En résumé : achat vital pour tous les fans de rock, de punk, de l'Angleterre, de personnes bourrées de talent et de musique gorgée jusqu'à la gueule de pulsion de vie.


Rude Boy de Jack Hazan et David Mingay

 

"I fought the law and the law won !"

      La reprise mythique par The Clash de cette chanson non moins mythique, est sans doute le meilleur résumé de l'errance du "rude boy" du film. Pendant un peu plus de deux heures, entre documentaire et fiction, un roadie paumé du groupe de Joe Strummer et Mick Jones tente vaguement de s'en sortir dans l'Angleterre à la veille de l'arrivée de Margaret Thatcher au pouvoir. De manière saisissante, la conclusion du film, sur les images de la future Dame de Fer prenant possession du 10 Downing Street, sonne comme l'une des fins les plus désespérées de l'histoire du cinéma. Comme si tout ce qui avait été le moteur du métrage, cette vaine révolte, ce fol espoir, cette rage de la musique du Clash, n'avait vraiment servi à rien.
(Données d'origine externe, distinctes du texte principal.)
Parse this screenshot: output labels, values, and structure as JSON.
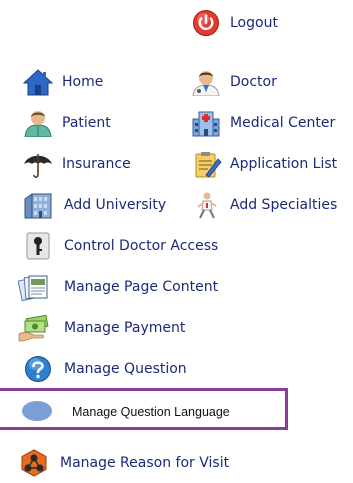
{
  "header": {
    "logout_label": "Logout"
  },
  "menu": {
    "home": "Home",
    "doctor": "Doctor",
    "patient": "Patient",
    "medical_center": "Medical Center",
    "insurance": "Insurance",
    "application_list": "Application List",
    "add_university": "Add University",
    "add_specialties": "Add Specialties",
    "control_doctor_access": "Control Doctor Access",
    "manage_page_content": "Manage Page Content",
    "manage_payment": "Manage Payment",
    "manage_question": "Manage Question",
    "manage_question_language": "Manage Question Language",
    "manage_reason_for_visit": "Manage Reason for Visit"
  },
  "highlight_color": "#8a3b9b",
  "icons": [
    "power-icon",
    "home-icon",
    "doctor-icon",
    "patient-icon",
    "hospital-building-icon",
    "umbrella-icon",
    "clipboard-pen-icon",
    "university-building-icon",
    "running-doctor-icon",
    "key-icon",
    "documents-icon",
    "money-hand-icon",
    "help-question-icon",
    "blue-oval-icon",
    "hexagon-nodes-icon"
  ]
}
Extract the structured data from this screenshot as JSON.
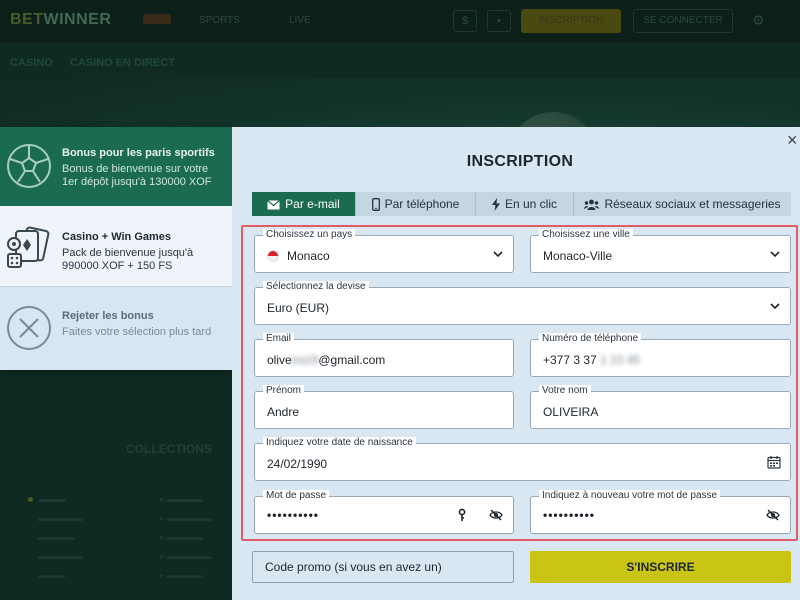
{
  "background_site": {
    "logo_part1": "BET",
    "logo_part2": "WINNER",
    "nav": [
      "SPORTS",
      "LIVE"
    ],
    "register_label": "INSCRIPTION",
    "login_label": "SE CONNECTER",
    "breadcrumbs": [
      "CASINO",
      "CASINO EN DIRECT"
    ],
    "collections_label": "COLLECTIONS"
  },
  "bonus_options": [
    {
      "title": "Bonus pour les paris sportifs",
      "description": "Bonus de bienvenue sur votre 1er dépôt jusqu'à 130000 XOF",
      "icon": "soccer-ball-icon"
    },
    {
      "title": "Casino + Win Games",
      "description": "Pack de bienvenue jusqu'à 990000 XOF + 150 FS",
      "icon": "cards-dice-icon"
    },
    {
      "title": "Rejeter les bonus",
      "description": "Faites votre sélection plus tard",
      "icon": "reject-x-icon"
    }
  ],
  "modal": {
    "title": "INSCRIPTION",
    "close_icon": "close-icon",
    "tabs": [
      {
        "label": "Par e-mail",
        "icon": "envelope-icon",
        "active": true
      },
      {
        "label": "Par téléphone",
        "icon": "phone-icon",
        "active": false
      },
      {
        "label": "En un clic",
        "icon": "lightning-icon",
        "active": false
      },
      {
        "label": "Réseaux sociaux et messageries",
        "icon": "users-icon",
        "active": false
      }
    ]
  },
  "form": {
    "country": {
      "label": "Choisissez un pays",
      "value": "Monaco"
    },
    "city": {
      "label": "Choisissez une ville",
      "value": "Monaco-Ville"
    },
    "currency": {
      "label": "Sélectionnez la devise",
      "value": "Euro (EUR)"
    },
    "email": {
      "label": "Email",
      "value_start": "olive",
      "value_hidden": "ira19",
      "value_end": "@gmail.com"
    },
    "phone": {
      "label": "Numéro de téléphone",
      "value_start": "+377 3 37",
      "value_hidden": "1 23 45"
    },
    "first_name": {
      "label": "Prénom",
      "value": "Andre"
    },
    "last_name": {
      "label": "Votre nom",
      "value": "OLIVEIRA"
    },
    "birth_date": {
      "label": "Indiquez votre date de naissance",
      "value": "24/02/1990"
    },
    "password": {
      "label": "Mot de passe",
      "value": "••••••••••"
    },
    "password_confirm": {
      "label": "Indiquez à nouveau votre mot de passe",
      "value": "••••••••••"
    },
    "promo_label": "Code promo (si vous en avez un)",
    "submit_label": "S'INSCRIRE"
  },
  "colors": {
    "accent_green": "#1b6b52",
    "submit_yellow": "#c9c515",
    "highlight_red": "#e05c67"
  }
}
      L'important c'est sans doute de continuer la lutte, mais Rude Boy devient ainsi l'une des œuvres les plus électriques, énergiques et positives du 7e art, mais aussi l'une des plus désabusées, mélancoliques, cruelles... Le rude boy est un loser, du début à la fin, rien ne pourra changer son destin. La tragédie est en place, elle se joue du plus petit (quelques jeunes paumés), au plus grand (la société anglaise dans son ensemble et surtout le sens que l'on peut donner à son existence en général).
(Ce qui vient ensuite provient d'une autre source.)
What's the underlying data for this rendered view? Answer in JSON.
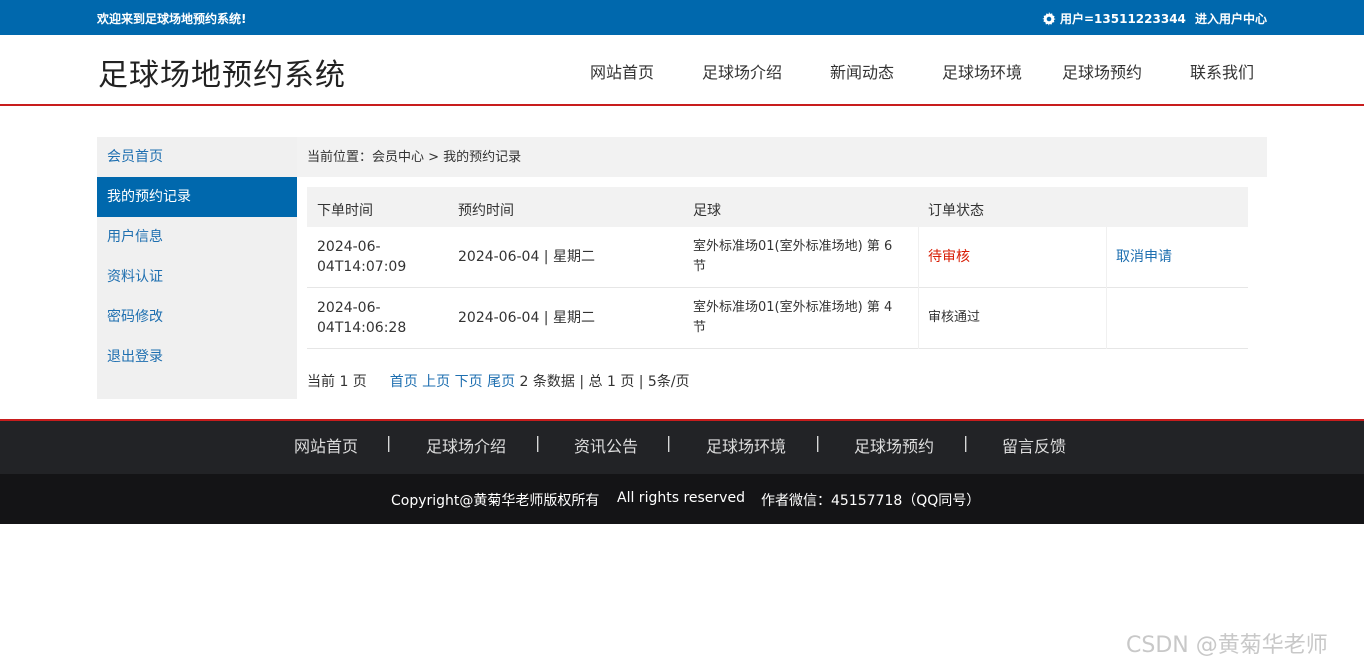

      La lueur d'espoir vient sans doute du charisme, de l'intelligence, de l'émotion épidermique d'un Joe Strummer, déjà d'une sagesse immense à même pas 30 ans. En plein enregistrement de leur second album, The Clash prouve que l'on pouvait être punk, savoir s'amuser comme personne et avoir en même temps une vraie conscience, une vraie vision du monde. Mais le désir utopique ne suffit pas. On combat la Loi, et la Loi gagne...

"Stay free..."

 


Coda

 

Joe Strummer est mort.

        C'est toujours cette même sensation. Quelqu'un que l'on ne peut pas vraiment qualifier d'idole ou même de modèle, mais dont l'oeuvre a véritablement marqué notre vie. Quand cette personne disparaît, on ressent cette étrange tristesse. Ce modèle, on ne l'a jamais vraiment connu, on ne le rencontrera jamais, mais on se rend compte, au moment où il disparaît, que l'on éprouvait de l'affection pour lui. Il était rassurant, il était normal qu'il soit là, absent, certes, mais bien vivant dans le même monde que nous. Cette personne incarnait par sa présence toute l'émotion et tout l'espoir que nous procuraient ses oeuvres. Bien sûr, avec la mort de l'auteur, l'oeuvre ne s'efface pas, elle est d'autant plus immortelle. Mais elle trouve son achèvement et finalement une part de l'espoir qu'elle portait meurt à cet instant.

 

        Joe Strummer est mort. Et je n'arrive pas à y croire. Joe Strummer ne peut pas mourir. Il était notre image idéale, notre représentation du vieux sage rock indigne. Plus crédible que n'importe quel Lou Reed ou Keith Richards. Plus jeune aussi et finalement plus proche de nous. Il n'avait pas la prétention besogneuse de Reed et encore moins la sénilité rock caricaturale de Richards. Strummer était crédible, il avait su prendre sa pré-retraite à peu près au bon moment, Cut The Crap mis à part. Il avait su voir la vie après la gloire. Il avait su jouer intelligemment de sa légende. Joe Strummer était un mythe discret, abordable, lointain mais presque notre voisin. Il avait compris que le monde ne se limitait pas à un pogo punk. Malgré l'âge, malgré les désillusions, jusqu'au bout il aura fait de la musique, jusqu'au bout il aura fait des concerts, jusqu'au bout il aura tenu sa promesse de ne pas reformer The Clash, jusqu'au bout il aura traîné sa gueule cassée au bon endroit au bon moment. Sans trop en faire. Juste pour nous rappeler qu'il était là, toujours là. Et qu'il serait toujours là. Joe Strummer n'est pas mort.

 

        Alors ce soir je ne sais que penser. Comme quand Joey Ramone a cassé sa pipe. Quand Kubrick s'est éclipsé. Quand Desproges nous a fait la pire de ces blagues. Quand nos amis absents omniprésents quittent notre monde, on reste perplexe, vaguement choqué, puis de plus en plus révolté. On en vient à maugréer des vulgarités. Et on maudit la vie encore une fois. On se sent vieux et on perd espoir. On se répand en souvenir et en regrets. Non, on ne connaîtra jamais ces gens biens. Peut-être, sans doute, n'étaient-ils pas à la hauteur de l'idée que l'on se faisait d'eux. Mais on s'en fout, on ne le saura jamais, ça fait mal. On les aimait, d'une manière ou d'une autre. Et ils nous manquent.

 

Aujourd'hui, dimanche 22 décembre 2002, Joe Strummer, ancien leader de The Clash, est mort à l'âge de 50 ans.

Et j'ai pleuré.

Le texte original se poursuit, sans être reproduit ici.